The Tessel 2 is an especially interesting example of how a hardware device can link software developers to hardware products. Not only is the board (and the software it runs) open source by design, but it has been designed with open source software toolchains. The Tessel is a strong open source toolkit and module system for IoT products.
Inspired by the same ideas that drive open source software, you can easily extend the Tessel. Once you know the basics of CAD designs for printed circuit boards, you can design and prototype your own Tessel modules. Ordering at companies such as OSH Park, you can start building your own prototype boards for under $10.
We are beginning to see more modularity and sharing in the hardware space, but the progress is slow. Fortunately, we do not have to invent all of the ideas and tools of open source from scratch. Because open source is now widespread in software, we can adapt the tools and lessons from that movement to hardware.
For hardware products, social communities with engineers, designers, and users are still developing. For these information communities, the Internet is critical. These communities can learn from open source software. The open source software movement, often software engineers themselves, have built the tools they needed.
For open source hardware, tools to interact with blueprints and projects online are still developing. To build these tools, software engineers will play an important role, despite being members of a hardware-driven movement. For the movement to progress, software engineers must learn about hardware (likewise, hardware engineers should expand their knowledge of software). People who straddle both worlds are required to build the IoT.
The IoT is exciting to web developers because it gives them new capabilities to interact with the world. And by embedding Node.js, we make the web-to-hardware transition more natural. We create a community with software, hardware, Internet, and open source built in. This is how we create new modular hardware, and how we move the open source movement in the hardware direction.
Node.js doesn’t just drive innovation in the IoT. By bringing web developers into the hardware space, the IoT drives innovation in how physical technology is developed.
As we stand at the beginning of the physical Internet, it is our responsibility as creators to think deeply about what we are building. It’s the second version of the Internet, and you can have a hand in creating it.

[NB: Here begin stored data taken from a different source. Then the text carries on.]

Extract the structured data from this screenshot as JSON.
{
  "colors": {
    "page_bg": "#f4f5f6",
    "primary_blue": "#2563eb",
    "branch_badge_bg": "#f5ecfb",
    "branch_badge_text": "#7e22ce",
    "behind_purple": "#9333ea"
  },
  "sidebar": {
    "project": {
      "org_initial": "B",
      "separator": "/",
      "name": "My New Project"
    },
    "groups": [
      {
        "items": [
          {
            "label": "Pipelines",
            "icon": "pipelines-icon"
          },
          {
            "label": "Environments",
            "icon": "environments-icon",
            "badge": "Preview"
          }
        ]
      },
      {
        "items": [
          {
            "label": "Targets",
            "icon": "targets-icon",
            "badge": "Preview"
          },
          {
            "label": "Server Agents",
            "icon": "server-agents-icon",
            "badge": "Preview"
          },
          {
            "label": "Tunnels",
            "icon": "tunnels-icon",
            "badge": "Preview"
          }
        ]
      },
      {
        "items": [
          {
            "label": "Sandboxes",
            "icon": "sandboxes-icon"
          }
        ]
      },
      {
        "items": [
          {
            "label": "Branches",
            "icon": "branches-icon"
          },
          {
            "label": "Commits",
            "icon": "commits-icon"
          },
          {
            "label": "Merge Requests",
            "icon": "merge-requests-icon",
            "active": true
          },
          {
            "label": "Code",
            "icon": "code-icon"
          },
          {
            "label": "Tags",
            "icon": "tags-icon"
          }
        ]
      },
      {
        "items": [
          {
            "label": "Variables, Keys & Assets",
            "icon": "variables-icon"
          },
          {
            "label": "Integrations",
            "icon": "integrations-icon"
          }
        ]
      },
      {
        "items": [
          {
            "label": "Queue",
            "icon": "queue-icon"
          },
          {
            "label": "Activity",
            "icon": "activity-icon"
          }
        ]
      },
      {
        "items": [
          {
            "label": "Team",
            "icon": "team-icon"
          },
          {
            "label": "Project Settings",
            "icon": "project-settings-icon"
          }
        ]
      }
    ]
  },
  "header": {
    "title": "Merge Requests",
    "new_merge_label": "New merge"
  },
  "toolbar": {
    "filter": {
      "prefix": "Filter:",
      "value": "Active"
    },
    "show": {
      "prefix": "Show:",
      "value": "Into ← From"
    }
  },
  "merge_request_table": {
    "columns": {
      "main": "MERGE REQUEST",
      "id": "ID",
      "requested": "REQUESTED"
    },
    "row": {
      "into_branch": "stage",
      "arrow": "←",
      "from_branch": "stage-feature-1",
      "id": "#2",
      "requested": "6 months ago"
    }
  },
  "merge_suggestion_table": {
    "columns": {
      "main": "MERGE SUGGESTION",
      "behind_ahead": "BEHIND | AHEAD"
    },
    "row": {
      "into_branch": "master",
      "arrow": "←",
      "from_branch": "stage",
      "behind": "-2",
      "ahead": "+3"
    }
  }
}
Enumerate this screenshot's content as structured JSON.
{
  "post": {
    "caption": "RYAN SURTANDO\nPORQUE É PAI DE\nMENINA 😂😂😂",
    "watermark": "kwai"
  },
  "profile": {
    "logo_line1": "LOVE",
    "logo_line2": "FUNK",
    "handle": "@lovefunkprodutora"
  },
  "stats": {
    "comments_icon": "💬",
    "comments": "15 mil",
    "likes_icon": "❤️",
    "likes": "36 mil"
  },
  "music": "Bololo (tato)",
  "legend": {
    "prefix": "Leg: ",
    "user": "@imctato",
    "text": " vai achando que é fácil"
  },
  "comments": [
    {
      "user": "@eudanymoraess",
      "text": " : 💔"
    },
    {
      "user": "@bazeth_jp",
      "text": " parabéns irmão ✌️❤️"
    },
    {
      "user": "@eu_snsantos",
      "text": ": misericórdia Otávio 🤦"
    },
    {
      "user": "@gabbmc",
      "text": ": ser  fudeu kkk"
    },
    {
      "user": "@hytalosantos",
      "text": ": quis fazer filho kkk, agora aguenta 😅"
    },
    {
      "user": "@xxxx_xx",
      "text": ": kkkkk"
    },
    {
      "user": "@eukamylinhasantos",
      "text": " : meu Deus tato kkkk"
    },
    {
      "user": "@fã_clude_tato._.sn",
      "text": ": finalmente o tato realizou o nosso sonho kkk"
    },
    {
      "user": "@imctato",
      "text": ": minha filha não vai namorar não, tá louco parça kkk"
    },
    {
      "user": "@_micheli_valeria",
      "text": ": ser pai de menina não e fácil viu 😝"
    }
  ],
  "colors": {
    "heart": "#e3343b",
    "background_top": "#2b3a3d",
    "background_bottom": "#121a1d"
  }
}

As first creators, go out and build—learn what it is to create a new form of industry, one based on responsive human environments. As you progress in this journey, ask yourself: How does this new thing change the human experience? How does it impact the planet as a whole? Am I building technology that creates positive change? Iterate to create the world you hope for.
1 The Open Source Hardware Association is working to bring awareness to the movement.